Mentre in astratto la definizione dell’interesse nazionale è chiara e il processo di definizione è istituzionale, nella realtà sono spesso i gruppi di pressione a determinare di fatto l’interesse nazionale, per cui più questi sono organizzati più sono in grado di definirlo. “L’interesse nazionale – ha chiarito Politi – comunque è difficile da dipanare in qualsiasi paese”.
“Non è vero – ha precisato il docente – che dalla fine della seconda guerra mondiale l’Italia non abbia avuto un interesse nazionale. Ha seguito due linee strategiche molto chiare: l’ancoraggio atlantico e europeo e la diversificazione delle fonti energetiche da cui approvvigionarsi, anticipando quello che sarebbe stato poi definito Neo-atlantismo (essenzialmente la continuità dopo un’apparente parentesi meno allineata)”. Questo interesse avuto come terza componente come pilastro portante il sistema delle partecipazioni statali, senza le quali il “miracolo italiano” sarebbe stato impossibile e che ha costruito con mezzi pubblici un’infrastruttura economica che nessun privato avrebbe potuto e voluto evoluto realizzare.

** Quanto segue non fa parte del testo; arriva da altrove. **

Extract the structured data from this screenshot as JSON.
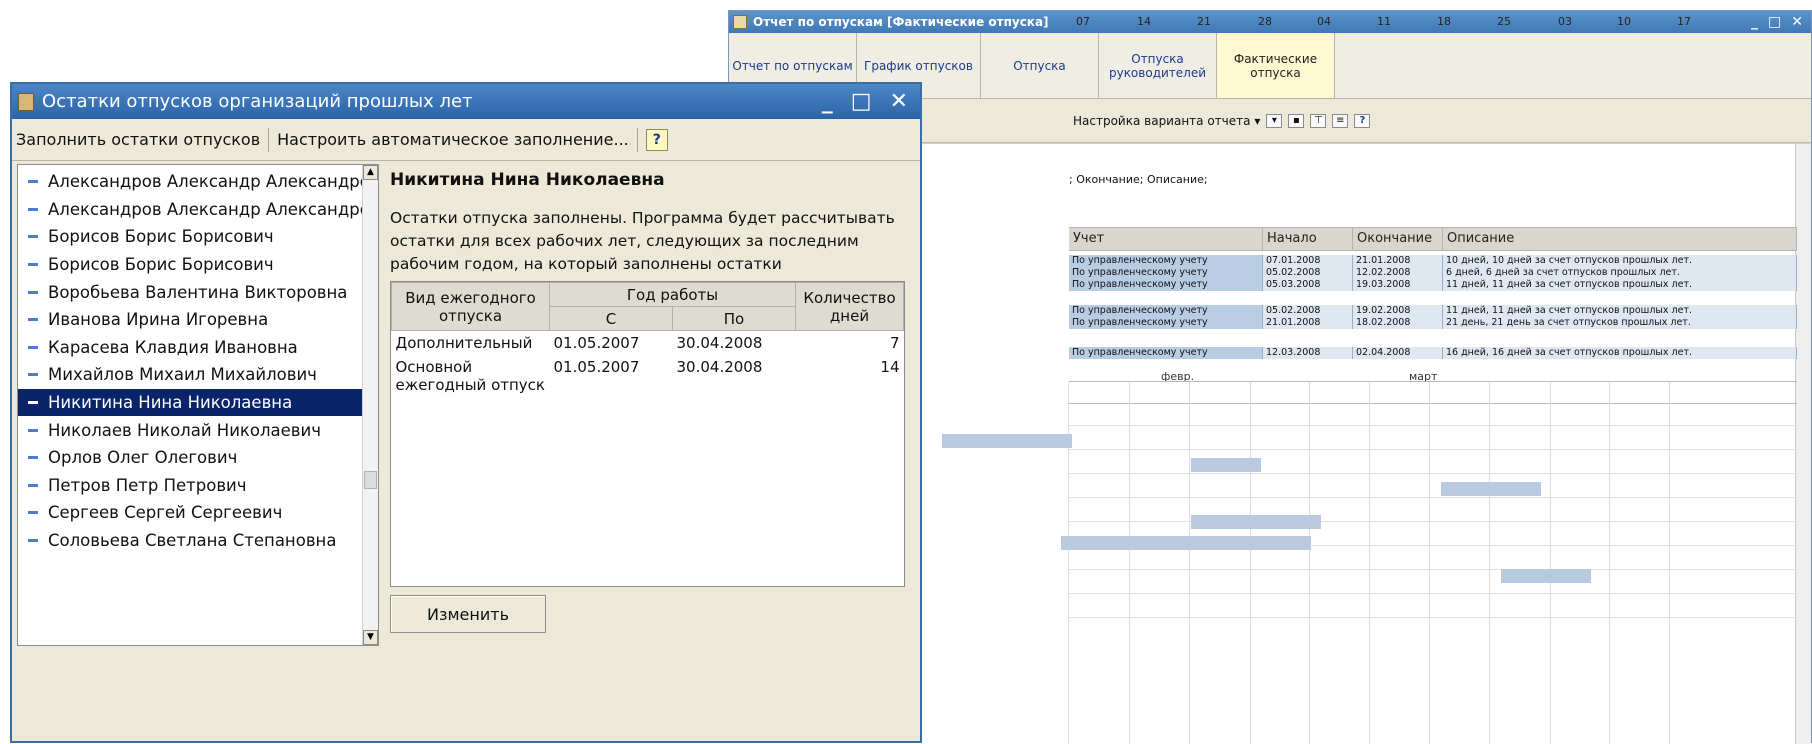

Politi poi ha evidenziato dove può essere rinvenuto l’interesse nazionale e lo ha collegato con la qualità di formazione della classe dirigente e di chi la assiste. Tra gli interessi nazionali, quello europeo e quello della Nato, vi sono aspetti convergenti e divergenti. Nelle crisi tradizionali esso è convergente, mentre nella gestione dell’economia e della concorrenza commerciale esso è spesso divergente, anche dopo l’intermezzo della presidenza passata.
Il problema dell’Unione Europea è che manca di una forte linea politica, a organi di peso diseguale (la Commissione ha perso molto potere e l’Europarlamento è meno rilevante di quanto desiderabile, mentre il livello intergovernativo è ormai dominante), e nella gestione della crisi è relativamente modesta, anche se invece è un peso massimo del settore economico e commerciale.
La Nato invece è concentrata nelle sue missioni di sicurezza e difesa, ma rischia (come la Commissione) una forte burocratizzazione per mancanza di sufficiente impulso politico.
Alla fine il docente si è concentrato sull’interesse geo economico italiano, spiegando come le eccellenze italiane si affermino sul mercato globale spesso senza intervento pubblico, nonostante la retorica corrente. “Sul digitale – ha affermato – non siamo abbastanza attrezzati e propositivi rispetto alla sfida delle grandi ditte transnazionali, nonostante i notevoli passi fatti in avanti come la definizione del perimetro di sicurezza nazionale informatica e la creazione dell’agenzia per la Cyber sicurezza nazionale”.
Infine, il docente ha posto il tema del metaverso che è l’integrazione totale del mondo virtuale con quello fisico. Si è posto l’interrogativo su chi gestisca il metaverso, visto che per ora è controllato da chi realizza e amministra la piattaforma, e se riuscirà a diventare uno strumento di conoscenza oppure di condizionamento.
Su questo tema l’interesse nazionale è ancora assai indefinito, mentre deve continuare non solo a trovare un punto di equilibrio tra Unione Europea e Nato, ma anche aumentare il suo peso in queste due essenziali istituzioni.